INFO BISNIS — Untuk mendukung upaya perlindungan ekosistem gambut secara global dari ancaman degradasi lahan dan kebakaran, Menteri Lingkungan Hidup dan Kehutanan Siti Nurbaya, mewakili Indonesia, berbicara dalam forum Global Peatlands Initiative (GPI).
Hadir dalam pertemuan tersebut Direktur Eksekutif UN Environment Programme (UNEP) Ibrahim Thiaw, Menteri Lingkungan Hidup Peru Elsa Galarza Contreras, dan Menteri Lingkungan Hidup Republik Demokrat Kongo Amy Ambatobe Nyongolo. Dalam pertemuan tersebut, Siti menyampaikan urgensinya tentang pengelolaan ekosistem gambut di Indonesia.
Baca Juga:
"Internasional melihat pengalaman gambut di Indonesia sangat baik untuk dipelajari, karena memberi pengaruh besar terkait dengan emisi karbon dengan luas gambut kurang-lebih 20 juta hektare, dibandingkan dengan negara Kongo seluas 14 juta hektare. Jadi, tata kelola gambut di Indonesia dianggap sudah sangat baik," ujarnya saat menyampaikan hasil-hasil pertemuannya, di Bonn, Jerman, Selasa, 14 November 2017.
Siti mengatakan secara internasional ada ketentuan atau kesepakatan untuk mengelola secara global tentang tata kelola gambut. Dalam arti berbagi pengetahuan dan menangkap pengertian nilai-nilai gambut secara global. “Ajang ini juga untuk saling mempelajari tekanan-tekanan terhadap gambut di masing-masing negara dan cara menyelesaikannya,” ucapnya.
Hasil lain, Siti menambahkan, perlunya bersama-sama melakukan kerja sama internasional pada pengelolaan gambut, dalam bentuk koalisi beberapa negara, dalam arti pengetahuan tetapi bukan kedaulatan.
Baca Juga:
"Selain itu, bagaimana melihat dukungan-dukungan finansial untuk tata kelola gambut dan perlunya perspektif internasional, karena ilmu gambut sangat bervariasi dan setiap negara punya pengalaman berbeda. Jadi, sangat baik jika kita saling belajar,” tuturnya.
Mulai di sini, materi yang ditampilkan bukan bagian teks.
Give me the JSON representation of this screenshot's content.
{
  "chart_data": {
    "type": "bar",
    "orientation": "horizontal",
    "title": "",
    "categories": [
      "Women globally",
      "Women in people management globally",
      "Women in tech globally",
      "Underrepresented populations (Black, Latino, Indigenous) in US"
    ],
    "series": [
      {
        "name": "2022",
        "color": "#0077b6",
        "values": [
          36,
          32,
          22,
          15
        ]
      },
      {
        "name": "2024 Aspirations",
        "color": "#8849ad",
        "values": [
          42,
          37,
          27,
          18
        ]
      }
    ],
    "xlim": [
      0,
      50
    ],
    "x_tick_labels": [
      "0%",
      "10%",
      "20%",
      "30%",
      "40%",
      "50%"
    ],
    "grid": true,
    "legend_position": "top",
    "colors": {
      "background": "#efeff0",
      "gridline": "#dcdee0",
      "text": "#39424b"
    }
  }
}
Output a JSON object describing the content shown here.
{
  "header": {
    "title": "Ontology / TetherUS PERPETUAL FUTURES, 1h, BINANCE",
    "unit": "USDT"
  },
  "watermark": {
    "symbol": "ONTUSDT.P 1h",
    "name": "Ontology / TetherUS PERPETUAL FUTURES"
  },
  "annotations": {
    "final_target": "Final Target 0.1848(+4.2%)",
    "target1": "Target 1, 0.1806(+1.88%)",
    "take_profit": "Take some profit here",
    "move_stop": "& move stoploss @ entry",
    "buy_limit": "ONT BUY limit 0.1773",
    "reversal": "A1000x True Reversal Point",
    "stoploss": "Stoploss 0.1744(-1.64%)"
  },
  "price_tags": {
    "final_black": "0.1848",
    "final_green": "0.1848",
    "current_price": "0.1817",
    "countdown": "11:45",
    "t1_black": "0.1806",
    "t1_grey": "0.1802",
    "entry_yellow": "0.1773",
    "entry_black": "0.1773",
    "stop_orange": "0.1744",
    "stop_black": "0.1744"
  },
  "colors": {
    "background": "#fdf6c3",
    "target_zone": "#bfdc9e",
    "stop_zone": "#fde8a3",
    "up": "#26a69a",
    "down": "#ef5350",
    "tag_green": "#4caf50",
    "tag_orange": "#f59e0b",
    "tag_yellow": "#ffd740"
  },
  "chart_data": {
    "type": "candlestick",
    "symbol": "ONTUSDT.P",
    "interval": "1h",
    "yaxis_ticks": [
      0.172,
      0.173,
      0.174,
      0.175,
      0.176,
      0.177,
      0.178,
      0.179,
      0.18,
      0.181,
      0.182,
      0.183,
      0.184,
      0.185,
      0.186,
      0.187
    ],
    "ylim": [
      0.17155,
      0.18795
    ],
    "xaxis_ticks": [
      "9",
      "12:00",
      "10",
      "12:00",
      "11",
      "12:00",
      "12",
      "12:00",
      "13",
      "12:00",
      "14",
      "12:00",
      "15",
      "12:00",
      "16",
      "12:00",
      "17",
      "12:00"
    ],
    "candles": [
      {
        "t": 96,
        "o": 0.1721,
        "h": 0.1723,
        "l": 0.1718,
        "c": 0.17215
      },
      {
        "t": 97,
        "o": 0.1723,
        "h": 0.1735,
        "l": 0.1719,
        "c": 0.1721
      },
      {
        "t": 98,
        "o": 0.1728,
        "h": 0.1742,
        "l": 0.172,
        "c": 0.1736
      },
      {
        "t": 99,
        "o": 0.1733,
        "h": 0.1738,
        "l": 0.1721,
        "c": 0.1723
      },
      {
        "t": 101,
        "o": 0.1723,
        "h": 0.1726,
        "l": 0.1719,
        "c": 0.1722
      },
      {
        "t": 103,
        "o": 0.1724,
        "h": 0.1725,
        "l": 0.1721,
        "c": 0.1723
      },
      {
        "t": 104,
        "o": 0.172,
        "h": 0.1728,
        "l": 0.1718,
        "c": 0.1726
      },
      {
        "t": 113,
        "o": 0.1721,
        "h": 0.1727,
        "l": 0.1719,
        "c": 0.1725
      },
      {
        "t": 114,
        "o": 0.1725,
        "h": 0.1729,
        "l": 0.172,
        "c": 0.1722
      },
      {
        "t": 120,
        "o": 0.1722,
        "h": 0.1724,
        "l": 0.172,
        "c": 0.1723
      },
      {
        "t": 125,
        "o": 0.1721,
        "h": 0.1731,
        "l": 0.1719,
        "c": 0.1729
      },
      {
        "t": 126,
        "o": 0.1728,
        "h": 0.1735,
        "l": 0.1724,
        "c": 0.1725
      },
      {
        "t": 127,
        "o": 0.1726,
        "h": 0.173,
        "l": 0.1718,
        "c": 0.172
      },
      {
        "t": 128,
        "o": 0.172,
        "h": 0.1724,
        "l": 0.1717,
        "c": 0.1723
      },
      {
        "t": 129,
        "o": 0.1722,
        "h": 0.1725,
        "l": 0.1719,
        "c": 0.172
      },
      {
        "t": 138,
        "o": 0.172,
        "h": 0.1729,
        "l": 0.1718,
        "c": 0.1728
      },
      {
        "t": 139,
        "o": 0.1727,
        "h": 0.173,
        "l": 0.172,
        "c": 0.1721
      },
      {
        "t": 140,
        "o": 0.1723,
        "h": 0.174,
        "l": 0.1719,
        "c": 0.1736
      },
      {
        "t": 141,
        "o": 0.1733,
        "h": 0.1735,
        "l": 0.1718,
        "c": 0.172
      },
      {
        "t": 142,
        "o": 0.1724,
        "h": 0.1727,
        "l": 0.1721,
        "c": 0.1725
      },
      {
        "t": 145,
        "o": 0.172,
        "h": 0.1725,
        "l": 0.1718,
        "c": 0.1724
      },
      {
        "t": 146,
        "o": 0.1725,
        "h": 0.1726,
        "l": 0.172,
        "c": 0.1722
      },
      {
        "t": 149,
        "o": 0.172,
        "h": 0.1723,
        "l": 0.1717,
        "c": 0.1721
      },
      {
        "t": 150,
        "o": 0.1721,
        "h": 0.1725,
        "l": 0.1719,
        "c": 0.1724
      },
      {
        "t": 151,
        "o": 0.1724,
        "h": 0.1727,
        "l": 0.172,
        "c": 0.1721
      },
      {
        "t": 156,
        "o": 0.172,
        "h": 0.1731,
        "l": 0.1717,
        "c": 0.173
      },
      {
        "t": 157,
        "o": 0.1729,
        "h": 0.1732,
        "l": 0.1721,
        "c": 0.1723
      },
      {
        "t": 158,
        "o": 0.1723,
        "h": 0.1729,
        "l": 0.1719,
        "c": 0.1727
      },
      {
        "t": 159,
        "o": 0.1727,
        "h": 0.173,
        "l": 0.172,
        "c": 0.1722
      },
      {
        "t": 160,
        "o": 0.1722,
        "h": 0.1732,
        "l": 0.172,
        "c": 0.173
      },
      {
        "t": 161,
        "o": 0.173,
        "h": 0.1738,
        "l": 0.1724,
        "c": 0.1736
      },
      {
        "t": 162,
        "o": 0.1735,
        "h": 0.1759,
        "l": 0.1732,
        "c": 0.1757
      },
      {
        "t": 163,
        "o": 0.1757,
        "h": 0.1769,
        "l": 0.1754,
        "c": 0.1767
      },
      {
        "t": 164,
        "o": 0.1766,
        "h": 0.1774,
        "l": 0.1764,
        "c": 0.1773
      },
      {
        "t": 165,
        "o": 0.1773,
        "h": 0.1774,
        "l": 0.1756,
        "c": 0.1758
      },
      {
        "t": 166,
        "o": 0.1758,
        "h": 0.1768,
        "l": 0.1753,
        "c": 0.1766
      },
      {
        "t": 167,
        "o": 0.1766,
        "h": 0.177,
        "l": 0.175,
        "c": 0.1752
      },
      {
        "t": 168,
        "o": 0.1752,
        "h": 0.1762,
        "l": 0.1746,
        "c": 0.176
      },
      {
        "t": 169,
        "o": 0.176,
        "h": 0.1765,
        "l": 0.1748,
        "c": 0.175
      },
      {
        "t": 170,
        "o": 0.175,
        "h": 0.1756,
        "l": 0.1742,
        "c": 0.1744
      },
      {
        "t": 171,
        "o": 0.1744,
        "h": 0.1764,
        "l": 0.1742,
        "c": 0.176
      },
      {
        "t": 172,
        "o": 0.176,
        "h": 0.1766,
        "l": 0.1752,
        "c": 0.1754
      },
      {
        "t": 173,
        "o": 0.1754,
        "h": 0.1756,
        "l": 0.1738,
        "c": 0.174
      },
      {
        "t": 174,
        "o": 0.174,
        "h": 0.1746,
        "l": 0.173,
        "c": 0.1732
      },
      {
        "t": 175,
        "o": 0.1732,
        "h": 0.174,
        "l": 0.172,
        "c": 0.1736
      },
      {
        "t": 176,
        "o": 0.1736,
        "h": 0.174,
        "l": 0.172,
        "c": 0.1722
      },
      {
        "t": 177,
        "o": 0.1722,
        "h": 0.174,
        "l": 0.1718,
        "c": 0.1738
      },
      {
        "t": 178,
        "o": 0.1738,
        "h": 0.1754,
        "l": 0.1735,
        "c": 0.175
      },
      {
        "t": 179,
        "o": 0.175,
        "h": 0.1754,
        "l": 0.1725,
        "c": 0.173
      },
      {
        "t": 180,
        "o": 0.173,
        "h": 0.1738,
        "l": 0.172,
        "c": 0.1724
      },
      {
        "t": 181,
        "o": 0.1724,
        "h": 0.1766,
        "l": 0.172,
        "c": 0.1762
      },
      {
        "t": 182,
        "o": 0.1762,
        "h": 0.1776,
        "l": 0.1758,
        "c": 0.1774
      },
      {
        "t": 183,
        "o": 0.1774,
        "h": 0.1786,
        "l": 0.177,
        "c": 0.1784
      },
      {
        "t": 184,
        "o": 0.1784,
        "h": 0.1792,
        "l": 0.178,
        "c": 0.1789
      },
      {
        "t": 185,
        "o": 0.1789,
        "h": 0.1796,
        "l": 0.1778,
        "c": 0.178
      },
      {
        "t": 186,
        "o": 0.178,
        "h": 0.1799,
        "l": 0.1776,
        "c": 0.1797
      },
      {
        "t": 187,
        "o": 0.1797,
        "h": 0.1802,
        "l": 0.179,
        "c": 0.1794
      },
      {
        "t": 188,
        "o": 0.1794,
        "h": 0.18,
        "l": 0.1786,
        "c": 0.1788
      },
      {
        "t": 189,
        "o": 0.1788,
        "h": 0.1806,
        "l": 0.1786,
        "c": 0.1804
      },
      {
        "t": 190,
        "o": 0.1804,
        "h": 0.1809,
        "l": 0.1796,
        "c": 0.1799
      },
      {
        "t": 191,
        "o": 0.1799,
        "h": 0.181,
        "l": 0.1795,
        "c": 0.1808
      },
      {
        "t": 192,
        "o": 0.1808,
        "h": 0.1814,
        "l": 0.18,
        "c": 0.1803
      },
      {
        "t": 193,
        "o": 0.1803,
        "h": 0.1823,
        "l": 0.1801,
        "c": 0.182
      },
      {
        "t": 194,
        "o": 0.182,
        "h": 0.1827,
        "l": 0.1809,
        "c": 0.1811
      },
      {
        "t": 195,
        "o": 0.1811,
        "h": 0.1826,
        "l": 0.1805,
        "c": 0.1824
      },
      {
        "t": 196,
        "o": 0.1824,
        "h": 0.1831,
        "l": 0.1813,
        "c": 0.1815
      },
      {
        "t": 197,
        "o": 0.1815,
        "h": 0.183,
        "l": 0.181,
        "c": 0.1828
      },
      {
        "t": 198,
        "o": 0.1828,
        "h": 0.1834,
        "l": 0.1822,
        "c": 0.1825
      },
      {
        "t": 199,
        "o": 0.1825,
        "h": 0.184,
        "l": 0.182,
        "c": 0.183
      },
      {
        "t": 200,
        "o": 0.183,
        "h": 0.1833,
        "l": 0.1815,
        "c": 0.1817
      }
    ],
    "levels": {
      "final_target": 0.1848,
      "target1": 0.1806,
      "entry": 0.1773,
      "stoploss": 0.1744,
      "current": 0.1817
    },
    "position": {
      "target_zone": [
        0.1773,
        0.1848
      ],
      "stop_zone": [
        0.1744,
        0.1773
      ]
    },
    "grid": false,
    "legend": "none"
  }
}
Dalam pertemuan ini, Menteri Siti juga menyampaikan upaya perlindungan gambut dalam bentuk pendekatan kepada masyarakat, melalui program Perhutanan Sosial, serta pendekatan bagi korporasi yang berusaha di lahan gambut dalam bentuk pemberian lahan pengganti.
Terkait dengan pentingnya pengembangan riset dan teknologi pengelolaan gambut, Siti juga menyampaikan masih terdapat tantangan yang harus dihadapi, antara lain perbedaan pemahaman dalam kesepakatan teknik hidrologi pengelolaan gambut di lahan konsesi. "Kementerian Lingkungan Hidup terus berupaya untuk mengakomodir, mencari solusi terbaik dalam teknik hidrologi gambut, khususnya dalam tiga sampai lima tahun ke depan,” tuturnya.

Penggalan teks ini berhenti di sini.